The matchlocks of the Chinese are always carried slung at right angles across the hip; they are very rude weapons, and have a pronged support or rest, which falls up with a hinge, and projects like an antelope's horn beyond the muzzle. These ungainly weapons worn behind and at the lower part of the back gave the sepas a most comical look. They came in marching order, took no notice of us, and camped close by. We pitched our tents within a low cattle-enclosure on the open plain, burning yak's dung for fuel. The cold was intense, and the wind violent and dusty; the sky brilliantly blue. We resolved to remain here for a day of two".
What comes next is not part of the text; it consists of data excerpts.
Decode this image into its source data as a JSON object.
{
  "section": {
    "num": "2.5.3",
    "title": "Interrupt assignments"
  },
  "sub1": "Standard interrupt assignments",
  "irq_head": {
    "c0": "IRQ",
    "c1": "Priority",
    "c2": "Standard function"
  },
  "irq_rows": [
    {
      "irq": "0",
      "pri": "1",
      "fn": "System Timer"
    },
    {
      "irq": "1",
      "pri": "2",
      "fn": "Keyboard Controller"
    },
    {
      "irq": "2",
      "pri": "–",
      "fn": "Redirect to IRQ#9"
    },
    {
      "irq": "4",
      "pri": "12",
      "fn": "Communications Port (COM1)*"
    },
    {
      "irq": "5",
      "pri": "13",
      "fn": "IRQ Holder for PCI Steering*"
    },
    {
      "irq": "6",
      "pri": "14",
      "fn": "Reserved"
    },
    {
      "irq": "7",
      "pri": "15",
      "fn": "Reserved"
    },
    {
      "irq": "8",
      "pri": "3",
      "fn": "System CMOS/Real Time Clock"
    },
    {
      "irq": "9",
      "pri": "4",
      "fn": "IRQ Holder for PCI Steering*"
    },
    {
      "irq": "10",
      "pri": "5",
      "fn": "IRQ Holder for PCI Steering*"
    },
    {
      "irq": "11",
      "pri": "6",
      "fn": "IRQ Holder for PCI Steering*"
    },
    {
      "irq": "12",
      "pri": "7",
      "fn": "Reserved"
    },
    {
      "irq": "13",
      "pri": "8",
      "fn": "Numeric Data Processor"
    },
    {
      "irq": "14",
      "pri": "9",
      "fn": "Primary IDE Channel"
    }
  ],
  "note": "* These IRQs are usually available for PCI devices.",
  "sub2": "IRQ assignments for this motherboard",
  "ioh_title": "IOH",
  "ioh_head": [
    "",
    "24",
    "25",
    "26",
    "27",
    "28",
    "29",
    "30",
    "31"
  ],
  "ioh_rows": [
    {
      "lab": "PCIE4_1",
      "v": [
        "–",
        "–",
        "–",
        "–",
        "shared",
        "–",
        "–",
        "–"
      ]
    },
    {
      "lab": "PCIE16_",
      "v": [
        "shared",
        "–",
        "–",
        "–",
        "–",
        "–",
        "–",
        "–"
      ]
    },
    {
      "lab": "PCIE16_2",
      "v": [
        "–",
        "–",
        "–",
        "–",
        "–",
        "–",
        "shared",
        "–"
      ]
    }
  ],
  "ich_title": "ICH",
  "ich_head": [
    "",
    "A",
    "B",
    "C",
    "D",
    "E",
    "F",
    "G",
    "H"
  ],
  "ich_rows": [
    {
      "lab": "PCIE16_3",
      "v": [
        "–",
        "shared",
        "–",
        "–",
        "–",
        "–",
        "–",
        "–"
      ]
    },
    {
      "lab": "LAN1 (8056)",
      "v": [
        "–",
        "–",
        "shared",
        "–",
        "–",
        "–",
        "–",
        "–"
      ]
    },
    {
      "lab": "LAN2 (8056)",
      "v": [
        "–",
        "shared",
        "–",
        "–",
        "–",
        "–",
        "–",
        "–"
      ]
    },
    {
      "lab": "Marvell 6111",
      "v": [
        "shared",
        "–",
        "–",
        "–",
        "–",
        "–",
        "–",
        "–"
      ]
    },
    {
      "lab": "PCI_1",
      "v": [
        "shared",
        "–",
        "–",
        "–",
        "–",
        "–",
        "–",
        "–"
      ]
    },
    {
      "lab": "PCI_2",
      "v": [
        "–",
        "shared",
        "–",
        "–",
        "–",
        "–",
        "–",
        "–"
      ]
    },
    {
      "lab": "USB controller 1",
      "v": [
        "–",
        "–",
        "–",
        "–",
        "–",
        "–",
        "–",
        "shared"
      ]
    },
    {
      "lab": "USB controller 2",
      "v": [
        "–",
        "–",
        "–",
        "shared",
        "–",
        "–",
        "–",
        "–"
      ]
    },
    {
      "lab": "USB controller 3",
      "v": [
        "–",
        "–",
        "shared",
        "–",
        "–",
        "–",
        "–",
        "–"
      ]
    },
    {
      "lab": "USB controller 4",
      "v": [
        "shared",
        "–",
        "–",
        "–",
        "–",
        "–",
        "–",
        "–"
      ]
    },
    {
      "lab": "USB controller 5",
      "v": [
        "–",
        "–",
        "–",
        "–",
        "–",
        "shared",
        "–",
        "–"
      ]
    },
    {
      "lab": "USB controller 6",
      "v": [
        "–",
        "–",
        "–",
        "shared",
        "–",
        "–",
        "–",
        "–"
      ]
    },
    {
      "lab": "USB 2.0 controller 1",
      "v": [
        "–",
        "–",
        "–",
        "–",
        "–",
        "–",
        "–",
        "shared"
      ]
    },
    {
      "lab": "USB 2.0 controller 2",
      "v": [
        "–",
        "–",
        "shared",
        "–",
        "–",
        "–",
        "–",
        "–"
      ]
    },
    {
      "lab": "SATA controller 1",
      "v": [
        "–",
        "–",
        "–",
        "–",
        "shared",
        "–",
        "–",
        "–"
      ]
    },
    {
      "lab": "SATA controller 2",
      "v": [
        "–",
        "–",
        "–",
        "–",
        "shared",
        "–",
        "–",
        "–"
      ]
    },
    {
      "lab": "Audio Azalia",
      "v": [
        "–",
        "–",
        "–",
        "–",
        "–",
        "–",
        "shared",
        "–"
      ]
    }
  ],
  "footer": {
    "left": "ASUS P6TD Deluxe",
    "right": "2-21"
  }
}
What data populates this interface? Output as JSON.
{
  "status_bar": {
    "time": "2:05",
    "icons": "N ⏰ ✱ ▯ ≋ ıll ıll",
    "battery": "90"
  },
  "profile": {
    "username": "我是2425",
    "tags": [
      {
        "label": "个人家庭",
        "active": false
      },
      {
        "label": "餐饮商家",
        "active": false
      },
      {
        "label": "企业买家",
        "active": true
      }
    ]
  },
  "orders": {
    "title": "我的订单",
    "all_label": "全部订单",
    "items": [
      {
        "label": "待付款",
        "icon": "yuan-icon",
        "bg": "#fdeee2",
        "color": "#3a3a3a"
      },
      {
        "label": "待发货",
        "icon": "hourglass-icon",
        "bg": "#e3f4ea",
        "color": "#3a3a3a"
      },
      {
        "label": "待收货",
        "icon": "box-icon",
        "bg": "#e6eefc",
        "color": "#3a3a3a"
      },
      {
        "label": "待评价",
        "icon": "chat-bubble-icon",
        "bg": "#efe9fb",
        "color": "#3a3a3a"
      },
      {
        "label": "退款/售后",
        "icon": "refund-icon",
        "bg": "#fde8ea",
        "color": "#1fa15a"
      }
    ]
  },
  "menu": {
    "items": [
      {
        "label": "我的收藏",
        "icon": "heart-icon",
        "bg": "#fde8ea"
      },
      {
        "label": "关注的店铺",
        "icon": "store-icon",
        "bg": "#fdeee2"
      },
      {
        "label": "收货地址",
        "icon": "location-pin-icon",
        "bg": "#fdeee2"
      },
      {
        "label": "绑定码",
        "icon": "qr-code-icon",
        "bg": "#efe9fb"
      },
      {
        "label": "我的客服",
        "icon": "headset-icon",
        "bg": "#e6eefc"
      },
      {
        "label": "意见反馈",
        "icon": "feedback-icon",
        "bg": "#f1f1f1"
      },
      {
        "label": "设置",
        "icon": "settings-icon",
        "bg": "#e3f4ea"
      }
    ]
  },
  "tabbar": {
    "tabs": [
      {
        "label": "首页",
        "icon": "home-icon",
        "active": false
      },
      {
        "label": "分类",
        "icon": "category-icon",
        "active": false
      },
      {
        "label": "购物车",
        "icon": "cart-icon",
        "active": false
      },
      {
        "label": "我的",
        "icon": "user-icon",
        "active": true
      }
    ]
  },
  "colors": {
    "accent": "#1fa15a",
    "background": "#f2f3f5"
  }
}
Immediately after this passage (says the Gardeners' Chronicle, from which the above information is mostly derived) the narrative breaks off abruptly; it is only from another, yet we believe authentic source, that we learn that it was on their return into Sikkim after another attempt, but an unsuccessful one, to enter Thibet at a more eastern pass, the Rajah thought proper to send a band of soldiers, who entered the tents while our travellers were totally unprepared: they were suddenly and at the same instant seized, each by a separate party; their arms bound behind them with cords (in Dr. Campbell's case, it is said, accompanied by cruelty); and they were conveyed to the residence of the Sikkim Rajah at Tumlong, confined as prisoners, and not allowed any communication with each other. The R,ajah himself sent a letter conveying the intelligence to the Governor-General, who, in the kindest manner, has written to Sir William Hooker, with the assurance that he has replied to the Rajah's letter, demanding the instant release of the prisoners as a preliminary step to any treaty with him; and his Excellency confidently expects that the next mail will convey the welcome news of the gentlemen being set at liberty.

Since the above was in type, we have learnt with great pleasure that our enterprising traveller is released.